I trust that your Grace may see your way to come with us in this struggle. A message from you to the protest meeting, which will be held in November 19 at the Albert Hall, would bring all England into line.

Yours respectfully,



Archbishop's House, Westminster, S.W.,
Oct. 30, 1909.

My dear Sir, - I have delayed acknowledging your letter of the 15th, and thanking you for your book which accompanied it, in order to be able to find time to read what you have written. Now that I have done so, though naturally in somewhat hurried moments, you must pardon me if I say that the perusal has strengthened me in my distrust of the methods of the Congo Reform Association, and in my reluctance to see Catholics identified with it in any way.

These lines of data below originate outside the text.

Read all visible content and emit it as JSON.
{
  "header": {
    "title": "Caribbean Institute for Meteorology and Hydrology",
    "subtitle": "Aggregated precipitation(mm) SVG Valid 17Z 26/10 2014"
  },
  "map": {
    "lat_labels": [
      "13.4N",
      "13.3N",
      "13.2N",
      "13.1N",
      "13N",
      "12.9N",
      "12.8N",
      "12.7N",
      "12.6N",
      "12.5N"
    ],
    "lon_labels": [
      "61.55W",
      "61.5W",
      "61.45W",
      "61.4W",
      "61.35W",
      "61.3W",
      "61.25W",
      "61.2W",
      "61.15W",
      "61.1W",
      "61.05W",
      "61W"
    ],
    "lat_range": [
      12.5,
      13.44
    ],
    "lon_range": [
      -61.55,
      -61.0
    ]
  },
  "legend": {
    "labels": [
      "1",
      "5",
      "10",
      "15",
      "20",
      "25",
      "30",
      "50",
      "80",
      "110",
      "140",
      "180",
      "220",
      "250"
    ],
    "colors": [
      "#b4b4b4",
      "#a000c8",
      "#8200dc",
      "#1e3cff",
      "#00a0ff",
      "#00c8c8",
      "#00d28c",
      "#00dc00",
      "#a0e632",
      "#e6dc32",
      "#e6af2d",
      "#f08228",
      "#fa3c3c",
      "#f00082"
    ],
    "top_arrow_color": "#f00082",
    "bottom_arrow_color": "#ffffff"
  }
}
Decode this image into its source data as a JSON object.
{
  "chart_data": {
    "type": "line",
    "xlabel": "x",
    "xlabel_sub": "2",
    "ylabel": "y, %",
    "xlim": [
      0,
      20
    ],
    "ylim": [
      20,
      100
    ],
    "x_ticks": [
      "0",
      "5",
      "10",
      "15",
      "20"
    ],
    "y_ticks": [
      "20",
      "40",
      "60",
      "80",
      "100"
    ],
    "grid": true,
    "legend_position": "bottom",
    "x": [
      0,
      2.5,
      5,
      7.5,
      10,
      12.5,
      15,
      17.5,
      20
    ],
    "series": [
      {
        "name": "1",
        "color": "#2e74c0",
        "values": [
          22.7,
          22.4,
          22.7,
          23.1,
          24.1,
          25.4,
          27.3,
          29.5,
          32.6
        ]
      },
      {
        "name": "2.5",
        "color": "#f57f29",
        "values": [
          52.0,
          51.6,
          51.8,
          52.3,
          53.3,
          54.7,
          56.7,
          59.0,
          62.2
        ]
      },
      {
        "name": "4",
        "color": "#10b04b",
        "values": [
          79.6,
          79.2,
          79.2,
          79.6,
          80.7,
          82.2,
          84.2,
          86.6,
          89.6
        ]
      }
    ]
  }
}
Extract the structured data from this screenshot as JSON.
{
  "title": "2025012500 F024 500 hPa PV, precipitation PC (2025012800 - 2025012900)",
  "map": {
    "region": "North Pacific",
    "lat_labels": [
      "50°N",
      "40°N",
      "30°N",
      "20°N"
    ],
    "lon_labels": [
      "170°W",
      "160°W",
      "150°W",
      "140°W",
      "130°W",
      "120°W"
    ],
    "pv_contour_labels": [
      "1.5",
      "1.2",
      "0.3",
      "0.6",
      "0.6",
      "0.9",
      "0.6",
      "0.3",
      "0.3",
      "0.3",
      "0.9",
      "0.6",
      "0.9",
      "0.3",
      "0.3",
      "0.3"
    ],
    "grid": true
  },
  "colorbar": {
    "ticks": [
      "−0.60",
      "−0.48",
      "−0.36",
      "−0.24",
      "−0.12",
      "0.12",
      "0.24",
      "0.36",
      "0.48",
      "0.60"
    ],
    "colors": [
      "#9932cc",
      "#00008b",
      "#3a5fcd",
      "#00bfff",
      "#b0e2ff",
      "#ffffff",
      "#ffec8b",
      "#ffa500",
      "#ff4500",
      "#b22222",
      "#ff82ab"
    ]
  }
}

I have sufficient knowledge of, and confidence in, the Bishops and other authorized leaders of public opinion in Belgium to feel assured that they have taken, and will continue to take, all legitimate means to bring about such reforms as have been shown to be necessary. The fact that men in their responsible position are disinclined to hold public meetings and refrain from proclaiming their opinions or their actions in loud and exaggerated tones on the house-tops is, in my judgment, no proof that they fail to perceive or neglect to perform their duty. I am not prepared to play the impertinent part of being their critic.

The meeting which it is proposed to hold in the Albert Hall seems to me most inopportune and very unfair, both to our own Government and to that of Belgium.

Believe me, my dear Sir, yours very faithfully,

FRANCIS, Archbishop of Westminster.

I think that you state that the exportation of rubber has not been diminished. I believe that the actual figures are :- Value in 1906, 48,000,000 francs ; in 1908, only 30,000,000.

Sir Arthur Conan Doyle.


Dear Archbishop Bourne, - I was very sorry to receive your letter. The news which has just reached us from Brussels that complete reforms are to be introduced is surely final evidence that the reformers here, who have been demanding them so long, were justified in that demand. It is a sad thing to see the venerable Catholic Church falling out of line with the rest of Christian England over this scandal - though, of course, I am aware that your personal motives are above question.

Yours faithfully,

Windlesham, Crowborough, Sussex, Nov, 1.


Dear Sir Arthur, - May I not with equal reason claim that the reforms now announced amply justify the confidence which I have always felt in the Bishops and other public men in Belgium ?

Influence is not less powerful when it works quietly.

I trust that you have no objection to the publication of the letters which have passed between us.

Believe me yours very faithfully,

FRANCIS, Archbishop of Westminster.
November 2.


Dear Archbishop Tiourne, - But the reform, such as it is, has come after eighteen years of a system which has lowered the good fame of Christianity and of civilization. It has now come, if it does come, as a result of the ever-increasing horror expressed by the world, and voiced not only by British, but by American, Swiss, French, and German Reform Associations.

The correspondence I leave entirely in your Grace's hands, but should desire this last letter to be included in it. With regrets that I should be in such strong dissent from your views.

I remain yours faithfully,

Windlesham, Crowborough, Sussex, Nov. 3.